Calculated PDF fragment shows (see Figure 19) that risk to lose safety increases from 0.000003 (for a year) to 0.0013 (for 20 years). Thus, the mean time between neighboring losses of safety Tmean equals to 283 years. That is, the frequency λ of system safety losses is about 0.0035 times a year. It is 2.3 times more often against the results of Example 5.3.3. In comparison with a primary frequency of occurrence of the latent or obvious threats (once a month), the frequency λ is 3430 times lower!
For exponential approximation of PDF with the same frequency λ, the risk to lose safety will grow from level 0.0035 (for a year) to 0.07 (for 20 years). Difference is in 54–1167 times more against adequate PDF.
The border of admissible risk 0.002 will be reached for 24 years, not for 7 months as for exponential PDF (see Section 2). That is, the real duration of effective operation (i.e., without losses of safety) is 41 times more!
Example 5.3.5. How much risks will increase, if in a system of value chain from Example 5.3.4 only medium-level workers are used?
Calculated PDF fragment shows (see Figure 20) that risk to lose safety increases from 0.0009 (for a year) to 0.25 (for 20 years). Thus, the mean time between neighboring losses of safety Tmean equals to 24 years. That is, the frequency λ of system safety losses is about 0.04 times a year. It is 11.4 times less often against the results of Example 4 for skilled workers.

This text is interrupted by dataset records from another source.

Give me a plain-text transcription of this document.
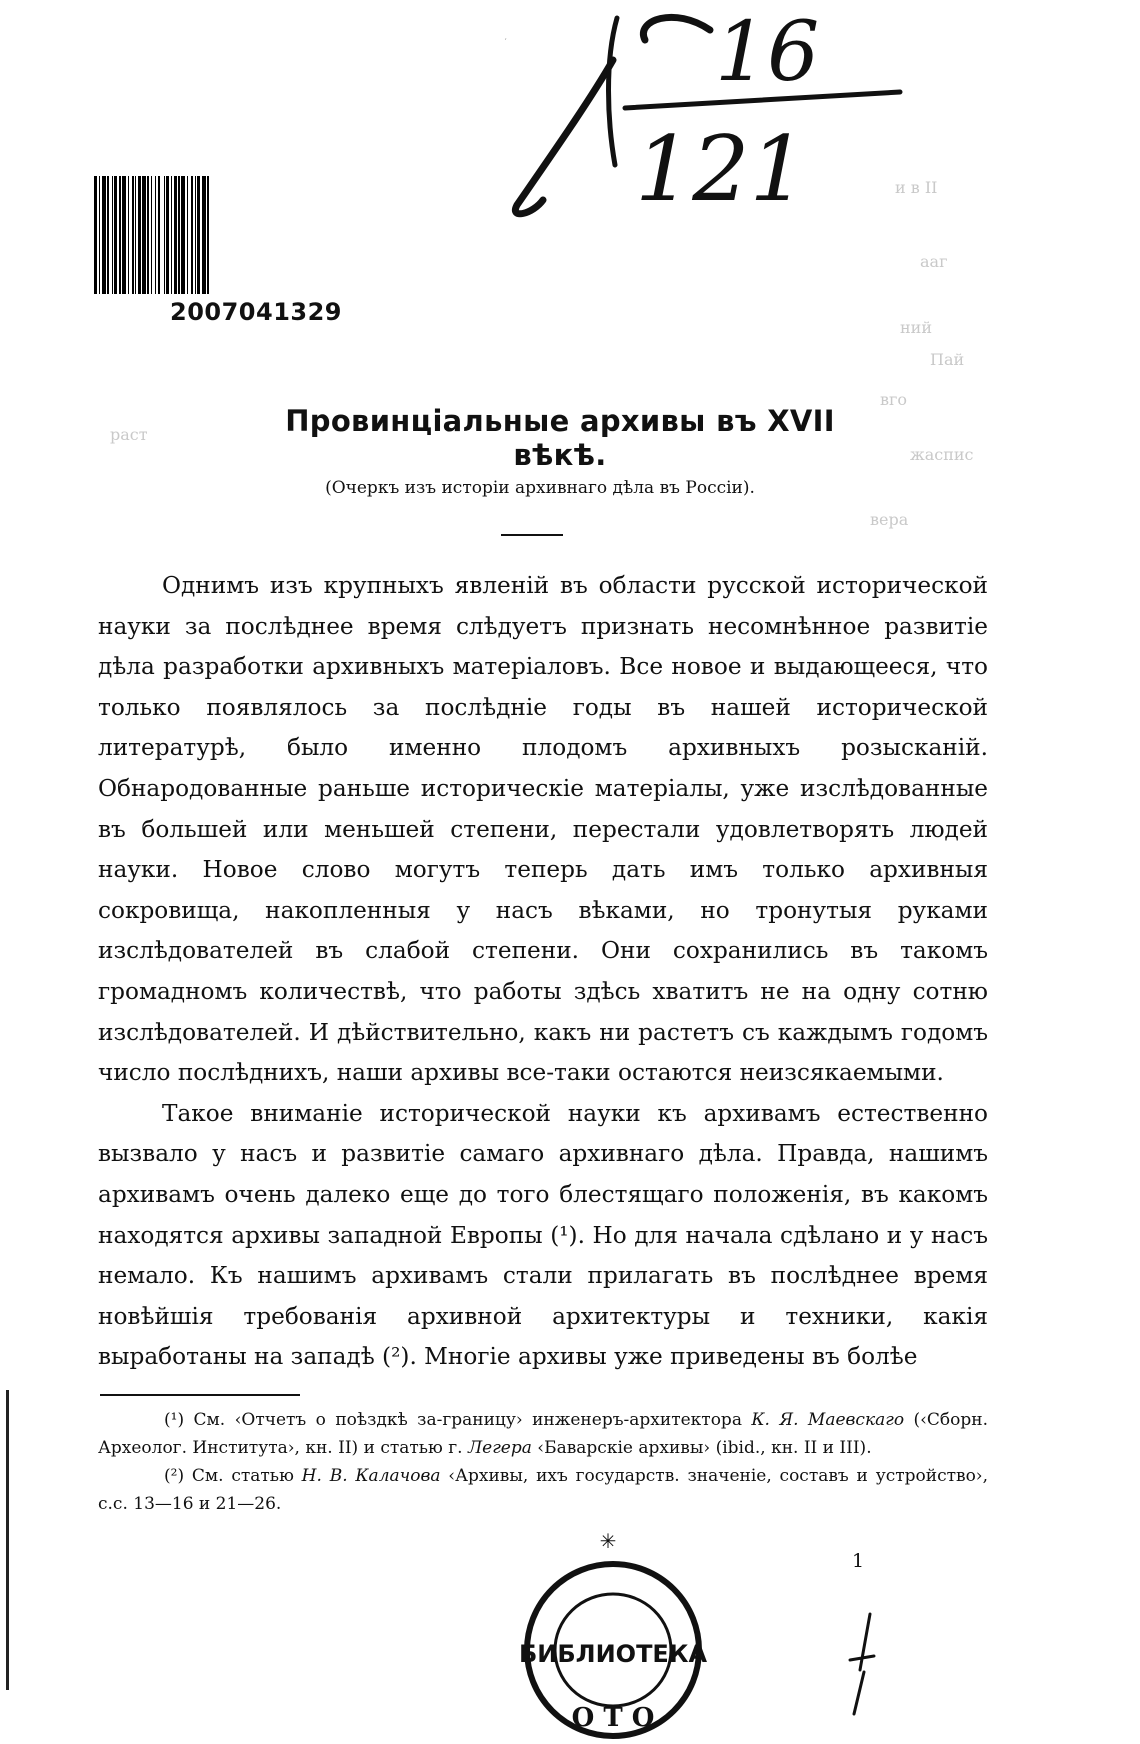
16
121
Г
2007041329
и в II
ааг
ний
Пай
вго
жаспис
вера
раст	Провинціальные архивы въ XVII вѣкѣ.
(Очеркъ изъ исторіи архивнаго дѣла въ Россіи).

Однимъ изъ крупныхъ явленій въ области русской исторической науки за послѣднее время слѣдуетъ признать несомнѣнное развитіе дѣла разработки архивныхъ матеріаловъ. Все новое и выдающееся, что только появлялось за послѣдніе годы въ нашей исторической литературѣ, было именно плодомъ архивныхъ розысканій. Обнародованные раньше историческіе матеріалы, уже изслѣдованные въ большей или меньшей степени, перестали удовлетворять людей науки. Новое слово могутъ теперь дать имъ только архивныя сокровища, накопленныя у насъ вѣками, но тронутыя руками изслѣдователей въ слабой степени. Они сохранились въ такомъ громадномъ количествѣ, что работы здѣсь хватитъ не на одну сотню изслѣдователей. И дѣйствительно, какъ ни растетъ съ каждымъ годомъ число послѣднихъ, наши архивы все-таки остаются неизсякаемыми.

Такое вниманіе исторической науки къ архивамъ естественно вызвало у насъ и развитіе самаго архивнаго дѣла. Правда, нашимъ архивамъ очень далеко еще до того блестящаго положенія, въ какомъ находятся архивы западной Европы (¹). Но для начала сдѣлано и у насъ немало. Къ нашимъ архивамъ стали прилагать въ послѣднее время новѣйшія требованія архивной архитектуры и техники, какія выработаны на западѣ (²). Многіе архивы уже приведены въ болѣе

(¹) См. ‹Отчетъ о поѣздкѣ за-границу› инженеръ-архитектора К. Я. Маевскаго (‹Сборн. Археолог. Института›, кн. II) и статью г. Легера ‹Баварскіе архивы› (ibid., кн. II и III).

(²) См. статью Н. В. Калачова ‹Архивы, ихъ государств. значеніе, составъ и устройство›, с.с. 13—16 и 21—26.

1
✳
БИБЛИОТЕКА
О Т О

In comparison with a primary frequency of occurrence of the latent or obvious threats (once a month), the frequency λ is 21 times lower!
For exponential approximation of PDF with the same frequency λ, the risk to lose safety will grow from level 0.04 (for a year) to 0.55 (for 20 years). Difference is 2.2–44.4 times more against adequate PDF. The border of admissible risk 0.002 will be reached for 2 years, not for one month as for exponential PDF. That is, the real duration of effective operation (i.e., without losses of safety) is 24 times more!
6. Instead of conclusion
The proposed probabilistic methods help the system using “smart systems”:
To predict risks to lose integrity for complex structures on the given prognostic time
To rationale of preventive measures considering admissible risk
To estimate “smart system” operation quality
To predict in real time the mean residual time before the next parameter abnormalities
The algorithm of creating more adequate PDF of time between losses of system integrity, considering for every element different threats, possibilities of control, monitoring, and recovery, allows to improve accuracy of probability predictions in hundred-thousand times (!) in comparison with exponential approximation.
The purposed approach allows to improve existing risk control concept, including creation and perfection of probabilistic models for problem decision, automatic combination, and generation of new probabilistic models, forming the storehouse of risk prediction knowledge; for storehouse, dozens of variants of the decision of typical industrial problems for risk control.
The application of the methods and technologies by the joint-stock company “Siberian Coal Energy Company,” implemented on the level of the remote monitoring systems, allowed to rethink system possibilities for increasing reliability and industrial safety, improve multifunctional safety systems, decrease risks, and provide predictive maintenance and operation efficiency in company value chain.